A couple of years ago my bank statements began going missing, presumed lost in the post, so when my bank suggested I move to "paper-less statements" I agreed. They promoted the system as simple to use. HAH!
Setting it up in the first place was a challenge in itself, with passwords and "memorable words" and mother's maiden name etc. I'm surprised they didn't ask for my Grandfather's inside leg measurement.
I wish I had stuck with the paper statements, though I suspect they weren't lost in the post at all - it was just a ploy to save the bank money. If I forget to log in each month I can't check on every movement, and do you know why? Because this modern technology apparently can't cope with storing my statement details for longer than four weeks. What a load of cobblers! When I worked in a bank fifty years ago, the ledgers went back decades.
Yesterday I wanted to check my statement and transfer some cash to the OH's account for his UK trip next week. A red note appeared on the screen - "Error", a code number and a phone number. So today I called them. After fifteen minutes of listening to sales talk and pressing relevant buttons and listening to music, eventually I spoke to a real person - a nice lady with an Indian accent. Log in, use Pin Sentry, supply my DOB and mother's maiden name - same old same old - and then.....
"While we wait for your details to come up on my computer, madam - how has your day been so far?"
Words almost failed me!


  1. Use a decent bank. UK - Nationwide. Tenerife - Deutsche Bank. Their on line banking is just fine - have used them both for many years.

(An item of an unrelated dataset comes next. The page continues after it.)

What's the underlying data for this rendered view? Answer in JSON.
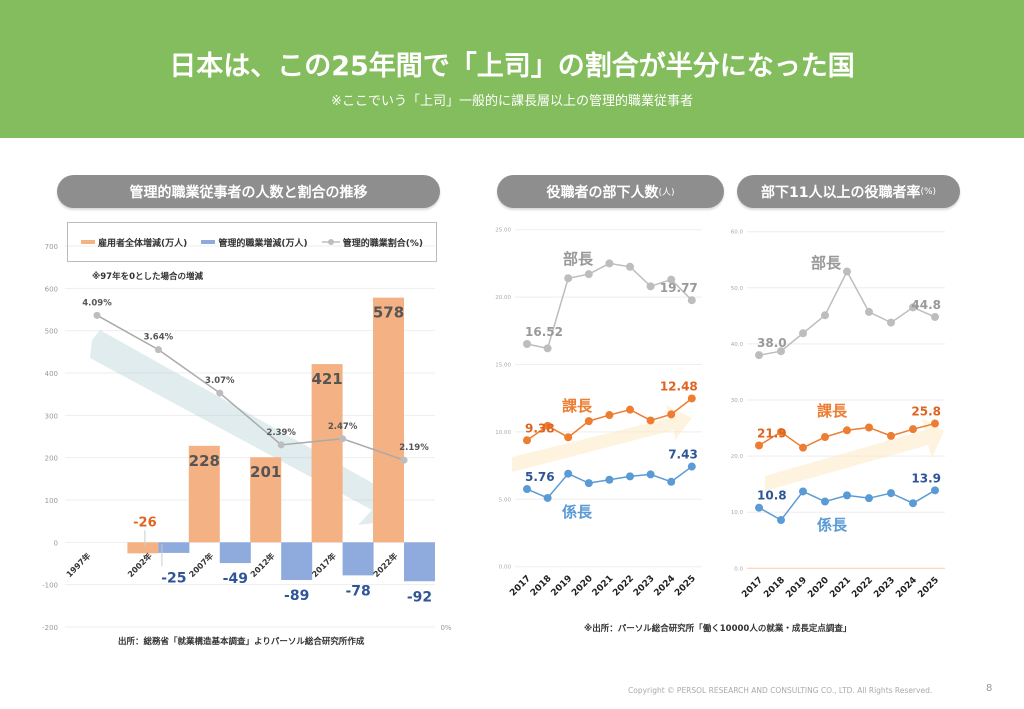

  2. What gets me is when you forget your password, and they send you a new one, which looks like this: OkJ4SsL6g

    At least someone spoke to you in the end!

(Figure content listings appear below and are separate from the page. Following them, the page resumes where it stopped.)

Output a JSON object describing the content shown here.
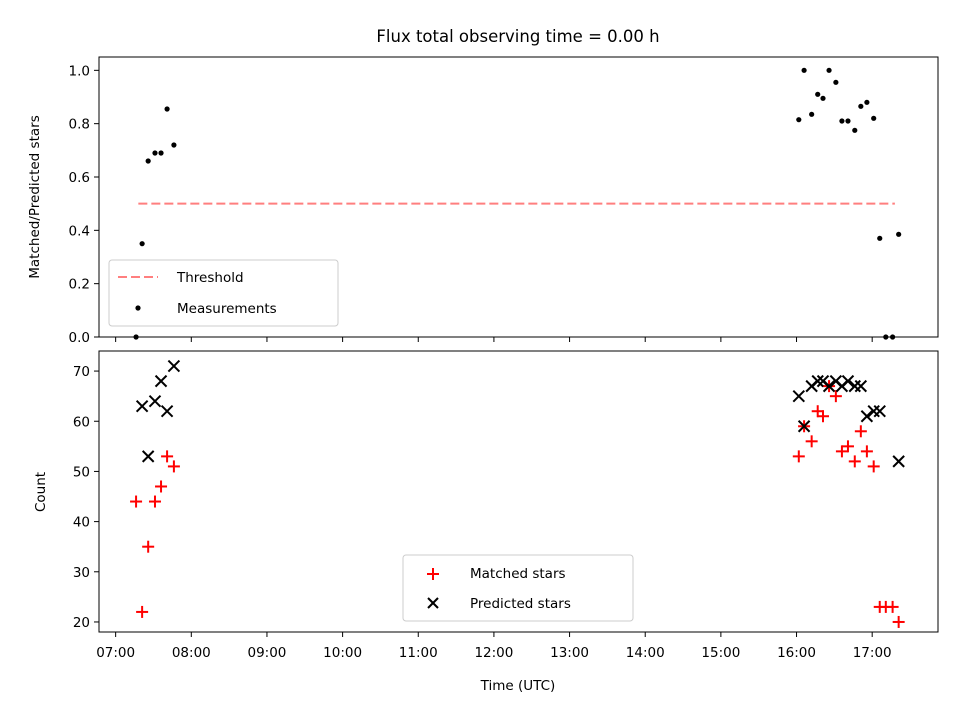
{
  "chart_data": [
    {
      "type": "scatter",
      "title": "Flux total observing time = 0.00 h",
      "xlabel": "",
      "ylabel": "Matched/Predicted stars",
      "ylim": [
        0,
        1.05
      ],
      "yticks": [
        "0.0",
        "0.2",
        "0.4",
        "0.6",
        "0.8",
        "1.0"
      ],
      "threshold": {
        "name": "Threshold",
        "value": 0.5,
        "x_range": [
          7.3,
          17.3
        ],
        "color": "#ff7f7f"
      },
      "series": [
        {
          "name": "Measurements",
          "color": "#000000",
          "marker": "dot",
          "points": [
            [
              7.27,
              0.0
            ],
            [
              7.35,
              0.35
            ],
            [
              7.43,
              0.66
            ],
            [
              7.52,
              0.69
            ],
            [
              7.6,
              0.69
            ],
            [
              7.68,
              0.855
            ],
            [
              7.77,
              0.72
            ],
            [
              16.03,
              0.815
            ],
            [
              16.1,
              1.0
            ],
            [
              16.2,
              0.835
            ],
            [
              16.28,
              0.91
            ],
            [
              16.35,
              0.895
            ],
            [
              16.43,
              1.0
            ],
            [
              16.52,
              0.955
            ],
            [
              16.6,
              0.81
            ],
            [
              16.68,
              0.81
            ],
            [
              16.77,
              0.775
            ],
            [
              16.85,
              0.865
            ],
            [
              16.93,
              0.88
            ],
            [
              17.02,
              0.82
            ],
            [
              17.1,
              0.37
            ],
            [
              17.18,
              0.0
            ],
            [
              17.27,
              0.0
            ],
            [
              17.35,
              0.385
            ]
          ]
        }
      ],
      "legend": {
        "position": "lower-left",
        "entries": [
          "Threshold",
          "Measurements"
        ]
      }
    },
    {
      "type": "scatter",
      "title": "",
      "xlabel": "Time (UTC)",
      "ylabel": "Count",
      "ylim": [
        18,
        74
      ],
      "yticks": [
        "20",
        "30",
        "40",
        "50",
        "60",
        "70"
      ],
      "xticks": [
        "07:00",
        "08:00",
        "09:00",
        "10:00",
        "11:00",
        "12:00",
        "13:00",
        "14:00",
        "15:00",
        "16:00",
        "17:00"
      ],
      "xlim": [
        6.78,
        17.87
      ],
      "series": [
        {
          "name": "Matched stars",
          "color": "#ff0000",
          "marker": "plus",
          "points": [
            [
              7.27,
              44
            ],
            [
              7.35,
              22
            ],
            [
              7.43,
              35
            ],
            [
              7.52,
              44
            ],
            [
              7.6,
              47
            ],
            [
              7.68,
              53
            ],
            [
              7.77,
              51
            ],
            [
              16.03,
              53
            ],
            [
              16.1,
              59
            ],
            [
              16.2,
              56
            ],
            [
              16.28,
              62
            ],
            [
              16.35,
              61
            ],
            [
              16.43,
              67
            ],
            [
              16.52,
              65
            ],
            [
              16.6,
              54
            ],
            [
              16.68,
              55
            ],
            [
              16.77,
              52
            ],
            [
              16.85,
              58
            ],
            [
              16.93,
              54
            ],
            [
              17.02,
              51
            ],
            [
              17.1,
              23
            ],
            [
              17.18,
              23
            ],
            [
              17.27,
              23
            ],
            [
              17.35,
              20
            ]
          ]
        },
        {
          "name": "Predicted stars",
          "color": "#000000",
          "marker": "x",
          "points": [
            [
              7.35,
              63
            ],
            [
              7.43,
              53
            ],
            [
              7.52,
              64
            ],
            [
              7.6,
              68
            ],
            [
              7.68,
              62
            ],
            [
              7.77,
              71
            ],
            [
              16.03,
              65
            ],
            [
              16.1,
              59
            ],
            [
              16.2,
              67
            ],
            [
              16.28,
              68
            ],
            [
              16.35,
              68
            ],
            [
              16.43,
              67
            ],
            [
              16.52,
              68
            ],
            [
              16.6,
              67
            ],
            [
              16.68,
              68
            ],
            [
              16.77,
              67
            ],
            [
              16.85,
              67
            ],
            [
              16.93,
              61
            ],
            [
              17.02,
              62
            ],
            [
              17.1,
              62
            ],
            [
              17.35,
              52
            ]
          ]
        }
      ],
      "legend": {
        "position": "lower-center",
        "entries": [
          "Matched stars",
          "Predicted stars"
        ]
      }
    }
  ]
}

  3. I love the ease of transfering funds and paying bills online, but my bank's statements confuse me a little bit.

  4. I've used online banking with Nationwide for years now. Last year they sent out a little gadget that looks like a calculator called a card reader, you insert your bank card, tell it what you want to check, (I only ever use the identity button), key in your pin and it generates a code that you then have to type online before you can get into your account. Ok if you log in at the same place all the time. and I ahve more than one card so can leave one in all the time. If I log in the old way, using memorable data I can't transfer money or pay bills. Wonder how long it will be before hackers break this system too.

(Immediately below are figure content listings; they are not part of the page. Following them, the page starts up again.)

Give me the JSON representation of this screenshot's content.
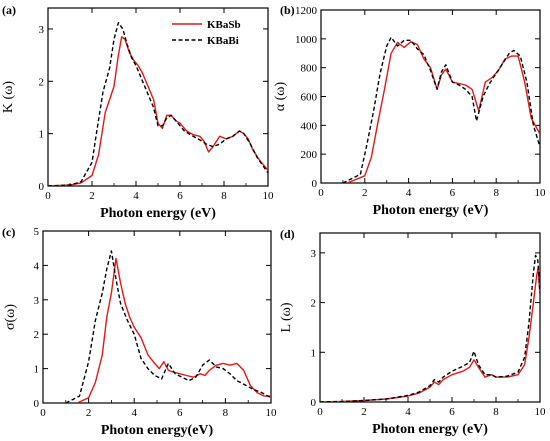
{
  "chart_data": [
    {
      "type": "line",
      "panel": "(a)",
      "xlabel": "Photon energy (eV)",
      "ylabel": "K (ω)",
      "xlim": [
        0,
        10
      ],
      "ylim": [
        0,
        3.4
      ],
      "xticks": [
        0,
        2,
        4,
        6,
        8,
        10
      ],
      "yticks": [
        0,
        1,
        2,
        3
      ],
      "legend": {
        "position": "top-right",
        "entries": [
          "KBaSb",
          "KBaBi"
        ]
      },
      "series": [
        {
          "name": "KBaSb",
          "color": "#e0191c",
          "dash": "solid",
          "x": [
            0,
            1,
            1.5,
            2,
            2.3,
            2.6,
            2.8,
            3.0,
            3.2,
            3.35,
            3.5,
            3.7,
            3.9,
            4.1,
            4.3,
            4.6,
            4.8,
            5.0,
            5.2,
            5.4,
            5.6,
            5.8,
            6.0,
            6.3,
            6.6,
            6.9,
            7.1,
            7.3,
            7.5,
            7.8,
            8.1,
            8.4,
            8.7,
            8.9,
            9.1,
            9.3,
            9.6,
            10
          ],
          "y": [
            0,
            0.02,
            0.06,
            0.2,
            0.6,
            1.4,
            1.65,
            1.9,
            2.5,
            2.85,
            2.8,
            2.55,
            2.4,
            2.3,
            2.15,
            1.85,
            1.65,
            1.2,
            1.1,
            1.35,
            1.35,
            1.25,
            1.2,
            1.05,
            0.98,
            0.95,
            0.85,
            0.65,
            0.75,
            0.95,
            0.9,
            0.95,
            1.05,
            1.0,
            0.9,
            0.7,
            0.5,
            0.3
          ]
        },
        {
          "name": "KBaBi",
          "color": "#000000",
          "dash": "dashed",
          "x": [
            0,
            1,
            1.5,
            2,
            2.2,
            2.5,
            2.8,
            3.0,
            3.2,
            3.4,
            3.6,
            3.8,
            4.0,
            4.3,
            4.6,
            4.8,
            5.0,
            5.2,
            5.4,
            5.6,
            5.9,
            6.2,
            6.6,
            6.9,
            7.2,
            7.5,
            7.8,
            8.1,
            8.4,
            8.7,
            8.9,
            9.2,
            9.5,
            10
          ],
          "y": [
            0,
            0.02,
            0.08,
            0.45,
            1.0,
            1.8,
            2.25,
            2.8,
            3.12,
            3.0,
            2.7,
            2.45,
            2.3,
            2.0,
            1.7,
            1.5,
            1.15,
            1.15,
            1.3,
            1.35,
            1.2,
            1.05,
            0.95,
            0.88,
            0.8,
            0.75,
            0.8,
            0.9,
            0.95,
            1.05,
            1.0,
            0.8,
            0.55,
            0.25
          ]
        }
      ]
    },
    {
      "type": "line",
      "panel": "(b)",
      "xlabel": "Photon energy (eV)",
      "ylabel": "α (ω)",
      "xlim": [
        0,
        10
      ],
      "ylim": [
        0,
        1200
      ],
      "xticks": [
        0,
        2,
        4,
        6,
        8,
        10
      ],
      "yticks": [
        0,
        200,
        400,
        600,
        800,
        1000,
        1200
      ],
      "series": [
        {
          "name": "KBaSb",
          "color": "#e0191c",
          "dash": "solid",
          "x": [
            1.2,
            2.0,
            2.3,
            2.6,
            2.9,
            3.2,
            3.5,
            3.8,
            4.1,
            4.4,
            4.7,
            5.0,
            5.3,
            5.5,
            5.7,
            6.0,
            6.3,
            6.6,
            6.9,
            7.2,
            7.5,
            7.8,
            8.1,
            8.4,
            8.7,
            9.0,
            9.3,
            9.6,
            10
          ],
          "y": [
            0,
            50,
            180,
            420,
            650,
            900,
            975,
            940,
            980,
            960,
            860,
            800,
            650,
            750,
            790,
            700,
            690,
            680,
            650,
            500,
            700,
            730,
            780,
            860,
            880,
            880,
            700,
            450,
            340
          ]
        },
        {
          "name": "KBaBi",
          "color": "#000000",
          "dash": "dashed",
          "x": [
            1.0,
            1.8,
            2.1,
            2.4,
            2.7,
            3.0,
            3.2,
            3.5,
            3.8,
            4.1,
            4.4,
            4.7,
            5.0,
            5.3,
            5.5,
            5.7,
            6.0,
            6.3,
            6.6,
            6.9,
            7.1,
            7.4,
            7.7,
            8.0,
            8.3,
            8.6,
            8.8,
            9.1,
            9.4,
            9.7,
            10
          ],
          "y": [
            0,
            60,
            270,
            500,
            760,
            950,
            1010,
            950,
            990,
            990,
            930,
            890,
            780,
            650,
            770,
            820,
            700,
            680,
            650,
            600,
            430,
            600,
            690,
            760,
            830,
            900,
            920,
            880,
            700,
            400,
            250
          ]
        }
      ]
    },
    {
      "type": "line",
      "panel": "(c)",
      "xlabel": "Photon energy(eV)",
      "ylabel": "σ(ω)",
      "xlim": [
        0,
        10
      ],
      "ylim": [
        0,
        5
      ],
      "xticks": [
        0,
        2,
        4,
        6,
        8,
        10
      ],
      "yticks": [
        0,
        1,
        2,
        3,
        4,
        5
      ],
      "series": [
        {
          "name": "KBaSb",
          "color": "#e0191c",
          "dash": "solid",
          "x": [
            1.5,
            2.0,
            2.3,
            2.6,
            2.8,
            3.0,
            3.2,
            3.4,
            3.6,
            3.8,
            4.0,
            4.3,
            4.6,
            4.9,
            5.1,
            5.3,
            5.5,
            5.7,
            6.0,
            6.3,
            6.6,
            6.9,
            7.1,
            7.3,
            7.6,
            7.9,
            8.2,
            8.5,
            8.8,
            9.1,
            9.4,
            9.7,
            10
          ],
          "y": [
            0,
            0.15,
            0.6,
            1.4,
            2.5,
            3.2,
            4.2,
            3.5,
            2.9,
            2.5,
            2.2,
            1.9,
            1.4,
            1.15,
            1.0,
            1.2,
            0.95,
            0.9,
            0.85,
            0.8,
            0.75,
            0.85,
            0.8,
            0.95,
            1.1,
            1.15,
            1.1,
            1.15,
            0.95,
            0.5,
            0.3,
            0.2,
            0.2
          ]
        },
        {
          "name": "KBaBi",
          "color": "#000000",
          "dash": "dashed",
          "x": [
            1.0,
            1.6,
            2.0,
            2.3,
            2.6,
            2.8,
            3.0,
            3.2,
            3.4,
            3.7,
            4.0,
            4.3,
            4.6,
            4.9,
            5.2,
            5.5,
            5.8,
            6.1,
            6.4,
            6.7,
            7.0,
            7.3,
            7.6,
            7.9,
            8.2,
            8.5,
            8.8,
            9.2,
            9.6,
            10
          ],
          "y": [
            0,
            0.2,
            1.2,
            2.4,
            3.2,
            3.9,
            4.42,
            3.6,
            2.9,
            2.4,
            2.0,
            1.3,
            1.0,
            0.8,
            0.7,
            1.15,
            0.85,
            0.75,
            0.65,
            0.75,
            1.1,
            1.25,
            1.05,
            1.0,
            0.85,
            0.65,
            0.55,
            0.4,
            0.3,
            0.15
          ]
        }
      ]
    },
    {
      "type": "line",
      "panel": "(d)",
      "xlabel": "Photon energy (eV)",
      "ylabel": "L (ω)",
      "xlim": [
        0,
        10
      ],
      "ylim": [
        0,
        3.4
      ],
      "xticks": [
        0,
        2,
        4,
        6,
        8,
        10
      ],
      "yticks": [
        0,
        1,
        2,
        3
      ],
      "series": [
        {
          "name": "KBaSb",
          "color": "#e0191c",
          "dash": "solid",
          "x": [
            0,
            1,
            2,
            3,
            4,
            4.5,
            5.0,
            5.2,
            5.4,
            5.6,
            6.0,
            6.5,
            6.8,
            7.0,
            7.2,
            7.5,
            7.8,
            8.0,
            8.5,
            9.0,
            9.3,
            9.5,
            9.7,
            9.85,
            9.92,
            10
          ],
          "y": [
            0,
            0.01,
            0.03,
            0.06,
            0.12,
            0.18,
            0.3,
            0.4,
            0.35,
            0.45,
            0.55,
            0.62,
            0.7,
            0.85,
            0.7,
            0.5,
            0.55,
            0.5,
            0.5,
            0.55,
            0.75,
            1.3,
            2.0,
            2.55,
            2.7,
            2.1
          ]
        },
        {
          "name": "KBaBi",
          "color": "#000000",
          "dash": "dashed",
          "x": [
            0,
            1,
            2,
            3,
            4,
            4.5,
            5.0,
            5.2,
            5.4,
            5.6,
            6.0,
            6.5,
            6.8,
            7.0,
            7.2,
            7.5,
            7.8,
            8.0,
            8.5,
            9.0,
            9.3,
            9.5,
            9.7,
            9.8,
            9.9,
            10
          ],
          "y": [
            0,
            0.01,
            0.03,
            0.06,
            0.13,
            0.2,
            0.33,
            0.45,
            0.4,
            0.5,
            0.62,
            0.72,
            0.8,
            1.02,
            0.75,
            0.55,
            0.55,
            0.5,
            0.52,
            0.6,
            0.9,
            1.6,
            2.6,
            2.95,
            2.85,
            2.2
          ]
        }
      ]
    }
  ]
}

  5. I feel your pain, but I love, love love online banking. It used to be in our very rural area of Costa Rica that I had to travel to a location to pay my bills, electric in one place, phone another and at different times of the month. Often they did not arrive at the stated date, or worse, the location mysteriously changed without notification. I now can pay all my bills online and my account balances are sent via email so I can store them on my computer. As for passwords, complex is god for those prying hackers who are always looking for entrance to my world. I use Data Guardian, an application that generates ad stores those codes.

  6. These people are like robots aren't they.